In a communique issued after a teleconference meeting, G20 finance ministers and central bankers said the moratorium on debt payments would begin on May 1 and last through the end of the year. They also asked private creditors to join them.

“We support a time-bound suspension of debt-service payments for the poorest countries that request forbearance,” said the group, which collectively accounts for roughly 85 per cent of global output.

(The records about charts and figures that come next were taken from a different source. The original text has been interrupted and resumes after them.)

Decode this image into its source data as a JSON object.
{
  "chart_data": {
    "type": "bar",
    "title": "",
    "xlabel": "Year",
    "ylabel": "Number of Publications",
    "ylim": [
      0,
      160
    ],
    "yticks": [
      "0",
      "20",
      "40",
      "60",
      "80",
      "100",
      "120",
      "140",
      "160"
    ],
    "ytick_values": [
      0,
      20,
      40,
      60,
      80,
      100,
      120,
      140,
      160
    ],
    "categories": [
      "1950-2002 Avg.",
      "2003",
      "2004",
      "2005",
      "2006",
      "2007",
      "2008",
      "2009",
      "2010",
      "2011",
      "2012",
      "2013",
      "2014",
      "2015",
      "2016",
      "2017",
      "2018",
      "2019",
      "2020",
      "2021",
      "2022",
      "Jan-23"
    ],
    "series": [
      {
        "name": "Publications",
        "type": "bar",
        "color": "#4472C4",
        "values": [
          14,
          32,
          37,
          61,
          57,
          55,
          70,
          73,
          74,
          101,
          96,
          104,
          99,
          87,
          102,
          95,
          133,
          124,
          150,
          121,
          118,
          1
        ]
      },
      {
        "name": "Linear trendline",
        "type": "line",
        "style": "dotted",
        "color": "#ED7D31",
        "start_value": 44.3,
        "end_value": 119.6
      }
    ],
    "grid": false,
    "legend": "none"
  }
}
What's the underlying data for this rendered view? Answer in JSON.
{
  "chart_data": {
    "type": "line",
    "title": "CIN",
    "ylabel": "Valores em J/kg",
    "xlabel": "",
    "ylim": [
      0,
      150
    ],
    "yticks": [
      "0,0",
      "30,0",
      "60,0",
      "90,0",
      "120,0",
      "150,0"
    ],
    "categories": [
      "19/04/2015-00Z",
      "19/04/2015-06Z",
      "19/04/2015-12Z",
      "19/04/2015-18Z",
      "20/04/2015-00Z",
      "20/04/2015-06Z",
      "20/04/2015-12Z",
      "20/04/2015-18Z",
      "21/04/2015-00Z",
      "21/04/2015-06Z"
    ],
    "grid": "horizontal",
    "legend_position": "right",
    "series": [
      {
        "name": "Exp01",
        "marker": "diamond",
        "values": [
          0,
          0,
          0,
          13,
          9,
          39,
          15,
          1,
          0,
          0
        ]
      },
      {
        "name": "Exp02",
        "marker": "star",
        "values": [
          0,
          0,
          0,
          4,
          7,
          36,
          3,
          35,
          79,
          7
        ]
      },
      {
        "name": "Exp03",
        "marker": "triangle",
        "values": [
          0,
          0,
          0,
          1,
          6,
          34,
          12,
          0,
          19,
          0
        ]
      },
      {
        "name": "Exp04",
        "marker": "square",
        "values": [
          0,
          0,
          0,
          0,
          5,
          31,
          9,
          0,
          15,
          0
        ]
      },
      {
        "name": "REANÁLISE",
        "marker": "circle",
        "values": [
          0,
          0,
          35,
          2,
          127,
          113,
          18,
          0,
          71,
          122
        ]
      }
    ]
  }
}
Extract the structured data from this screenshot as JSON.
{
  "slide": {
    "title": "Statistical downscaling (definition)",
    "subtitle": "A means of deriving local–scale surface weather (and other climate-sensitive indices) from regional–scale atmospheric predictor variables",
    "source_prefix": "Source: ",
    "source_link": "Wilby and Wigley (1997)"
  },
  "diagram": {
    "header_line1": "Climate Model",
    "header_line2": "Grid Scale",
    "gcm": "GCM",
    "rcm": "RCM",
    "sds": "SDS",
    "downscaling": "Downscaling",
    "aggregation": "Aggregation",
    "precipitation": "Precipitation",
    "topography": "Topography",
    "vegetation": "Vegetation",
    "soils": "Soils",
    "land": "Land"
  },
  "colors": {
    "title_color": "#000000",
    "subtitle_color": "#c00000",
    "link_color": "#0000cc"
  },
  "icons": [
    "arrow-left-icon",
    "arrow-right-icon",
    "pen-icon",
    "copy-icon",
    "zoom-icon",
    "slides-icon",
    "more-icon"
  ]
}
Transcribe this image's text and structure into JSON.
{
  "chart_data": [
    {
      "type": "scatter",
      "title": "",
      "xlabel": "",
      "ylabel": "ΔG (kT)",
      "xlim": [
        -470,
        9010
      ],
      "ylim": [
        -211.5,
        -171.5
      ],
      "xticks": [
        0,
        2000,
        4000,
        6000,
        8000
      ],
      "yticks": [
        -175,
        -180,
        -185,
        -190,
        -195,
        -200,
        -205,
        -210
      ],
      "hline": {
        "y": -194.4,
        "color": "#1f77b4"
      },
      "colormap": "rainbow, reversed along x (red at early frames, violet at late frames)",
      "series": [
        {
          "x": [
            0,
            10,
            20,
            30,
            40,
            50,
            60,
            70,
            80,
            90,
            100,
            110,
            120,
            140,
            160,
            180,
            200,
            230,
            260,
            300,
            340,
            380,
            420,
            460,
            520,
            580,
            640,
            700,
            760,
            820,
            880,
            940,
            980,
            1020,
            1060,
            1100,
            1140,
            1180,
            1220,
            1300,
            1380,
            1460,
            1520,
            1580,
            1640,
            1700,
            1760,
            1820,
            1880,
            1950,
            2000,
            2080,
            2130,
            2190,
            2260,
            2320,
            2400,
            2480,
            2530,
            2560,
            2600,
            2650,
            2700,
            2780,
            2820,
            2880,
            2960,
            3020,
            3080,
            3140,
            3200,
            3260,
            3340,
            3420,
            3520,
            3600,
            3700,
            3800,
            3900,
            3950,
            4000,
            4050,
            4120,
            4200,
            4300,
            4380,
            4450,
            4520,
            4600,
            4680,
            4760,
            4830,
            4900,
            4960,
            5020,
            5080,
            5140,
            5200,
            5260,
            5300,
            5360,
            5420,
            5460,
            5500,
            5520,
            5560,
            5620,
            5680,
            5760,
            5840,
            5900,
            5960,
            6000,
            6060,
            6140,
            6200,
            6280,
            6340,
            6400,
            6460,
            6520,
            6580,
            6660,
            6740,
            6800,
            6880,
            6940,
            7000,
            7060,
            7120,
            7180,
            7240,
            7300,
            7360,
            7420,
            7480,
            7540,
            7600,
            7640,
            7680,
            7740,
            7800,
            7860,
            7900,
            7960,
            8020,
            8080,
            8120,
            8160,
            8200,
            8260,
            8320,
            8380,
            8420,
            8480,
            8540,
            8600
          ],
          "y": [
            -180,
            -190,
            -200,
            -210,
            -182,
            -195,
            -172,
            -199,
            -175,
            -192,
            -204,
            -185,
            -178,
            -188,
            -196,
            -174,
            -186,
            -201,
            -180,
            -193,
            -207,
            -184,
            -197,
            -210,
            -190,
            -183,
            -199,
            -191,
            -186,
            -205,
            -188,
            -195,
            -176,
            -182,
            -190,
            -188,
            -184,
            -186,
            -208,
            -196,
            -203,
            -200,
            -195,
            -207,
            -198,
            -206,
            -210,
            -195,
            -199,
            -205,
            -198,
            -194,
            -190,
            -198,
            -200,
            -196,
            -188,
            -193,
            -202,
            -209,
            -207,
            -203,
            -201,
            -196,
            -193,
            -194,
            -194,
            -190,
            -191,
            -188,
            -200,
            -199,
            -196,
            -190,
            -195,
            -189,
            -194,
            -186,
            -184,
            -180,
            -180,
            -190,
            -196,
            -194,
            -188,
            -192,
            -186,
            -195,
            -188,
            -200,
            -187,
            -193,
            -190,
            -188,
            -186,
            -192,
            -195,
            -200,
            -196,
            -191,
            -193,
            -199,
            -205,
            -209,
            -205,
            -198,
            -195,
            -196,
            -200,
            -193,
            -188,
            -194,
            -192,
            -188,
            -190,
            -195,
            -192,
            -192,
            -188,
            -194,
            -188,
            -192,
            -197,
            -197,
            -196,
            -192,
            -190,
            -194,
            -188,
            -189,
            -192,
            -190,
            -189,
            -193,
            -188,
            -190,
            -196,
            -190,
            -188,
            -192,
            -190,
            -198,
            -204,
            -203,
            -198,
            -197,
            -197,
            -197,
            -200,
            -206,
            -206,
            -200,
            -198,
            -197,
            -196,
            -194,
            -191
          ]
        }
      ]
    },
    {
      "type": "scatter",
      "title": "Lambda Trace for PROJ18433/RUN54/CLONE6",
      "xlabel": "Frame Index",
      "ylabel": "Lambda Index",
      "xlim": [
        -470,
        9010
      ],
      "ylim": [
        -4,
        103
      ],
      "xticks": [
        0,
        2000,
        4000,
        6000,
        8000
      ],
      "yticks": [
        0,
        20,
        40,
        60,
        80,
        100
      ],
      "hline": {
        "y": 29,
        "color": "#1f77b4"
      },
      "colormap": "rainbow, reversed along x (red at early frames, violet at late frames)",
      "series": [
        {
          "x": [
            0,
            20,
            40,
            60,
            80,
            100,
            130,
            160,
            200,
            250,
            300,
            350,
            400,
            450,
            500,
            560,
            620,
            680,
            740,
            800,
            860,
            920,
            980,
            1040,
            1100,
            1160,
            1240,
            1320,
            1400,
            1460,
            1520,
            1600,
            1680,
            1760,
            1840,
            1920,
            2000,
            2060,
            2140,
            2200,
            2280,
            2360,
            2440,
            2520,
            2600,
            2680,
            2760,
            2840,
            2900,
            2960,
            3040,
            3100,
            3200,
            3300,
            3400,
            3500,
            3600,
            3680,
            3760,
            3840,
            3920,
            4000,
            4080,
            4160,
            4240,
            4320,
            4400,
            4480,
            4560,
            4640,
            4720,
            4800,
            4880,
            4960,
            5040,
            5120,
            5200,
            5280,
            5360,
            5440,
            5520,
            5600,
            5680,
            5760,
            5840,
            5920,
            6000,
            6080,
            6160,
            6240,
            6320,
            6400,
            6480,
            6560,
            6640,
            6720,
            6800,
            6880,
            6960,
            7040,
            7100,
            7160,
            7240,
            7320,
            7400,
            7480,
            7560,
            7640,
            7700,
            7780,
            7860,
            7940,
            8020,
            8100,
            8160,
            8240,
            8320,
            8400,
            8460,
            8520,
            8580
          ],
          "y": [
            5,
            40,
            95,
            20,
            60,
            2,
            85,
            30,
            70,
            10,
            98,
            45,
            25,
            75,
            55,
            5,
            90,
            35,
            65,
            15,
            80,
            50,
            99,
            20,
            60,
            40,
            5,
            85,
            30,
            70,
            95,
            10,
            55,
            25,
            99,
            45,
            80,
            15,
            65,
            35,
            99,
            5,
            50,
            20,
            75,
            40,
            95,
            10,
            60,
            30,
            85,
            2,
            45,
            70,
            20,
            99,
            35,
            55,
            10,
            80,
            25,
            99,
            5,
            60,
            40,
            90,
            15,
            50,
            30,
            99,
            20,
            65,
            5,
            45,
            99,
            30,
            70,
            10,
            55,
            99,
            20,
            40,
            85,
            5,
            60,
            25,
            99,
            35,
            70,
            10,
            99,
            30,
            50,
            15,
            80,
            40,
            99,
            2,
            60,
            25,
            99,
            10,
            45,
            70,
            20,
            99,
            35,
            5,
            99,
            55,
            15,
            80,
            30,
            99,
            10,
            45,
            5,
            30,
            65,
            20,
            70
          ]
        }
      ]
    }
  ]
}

The G20’s endorsement is critical because the group includes some of the poor nations’ biggest governmental creditors, most prominently China, a major lender through its Belt and Road Initiative. The move is intended to free up scarce resources for less-well-off countries to use in fighting the virus.

While the group also backed the establishment of short-term IMF liquidity lines for countries with strong economic fundamentals, it stopped short of supporting a plan for a new issue of the fund’s Special Drawing Rights – its reserve assets.

That proposal, which would be designed to boost liquidity worldwide, reportedly was opposed by the US, a key G20 member.

Saudi Finance Minister Mohammed Al-Jadaan reckoned that the G20 debt relief for the world’s poorest countries is worth about $20bn, he told reporters via Twitter after the meeting.

Possible extension
The group said in its communique that it would consider a possible extension of the moratorium, taking into account analysis of debtor countries’ liquidity needs by the IMF and World Bank.

“This is a powerful, fast-acting initiative that will do much to safeguard the lives and livelihoods of millions of the most vulnerable people,” IMF managing director Kristalina Georgieva and World Bank president David Malpass said in joint statement.

The two had pushed for the debt moratorium.

“Just seeing how the G20 united around debt standstill for the poorest members gives me that confidence that whatever is necessary we will collectively do in the face of this tremendous crisis,” Georgieva later told reporters in a webcast news conference.

The Institute of International Finance estimates that the world’s poorest nations have some $140bn in general government debt-service obligations due through the end of the year, including $10bn in foreign currency. That calculation includes all kinds of debt: to private and public creditors, domestic and foreign, short term and long term.

Temporary suspension
The institute – a global trade association that counts the world’s biggest banks and financial institutions as members – last week said it was willing to join a temporary debt-payment suspension for poor countries, and president Tim Adams welcomed the G20 announcement today.

“The spread of Covid-19 has created an unprecedented health-care and humanitarian crisis, making servicing and managing debt obligations close to impossible for vulnerable nations,” he said in a statement.

France is pushing leading economies to go beyond granting poor nations a temporary moratorium on their debt payments. President Emmanuel Macron on Monday called for a massive cancellation of African nations’ sovereign debt.

The world’s poorest countries, which are eligible for aid from the World Bank’s International Development Association, comprise 76 countries with many in Africa but also elsewhere, including Afghanistan, Cambodia, Haiti, Kosovo and Syria.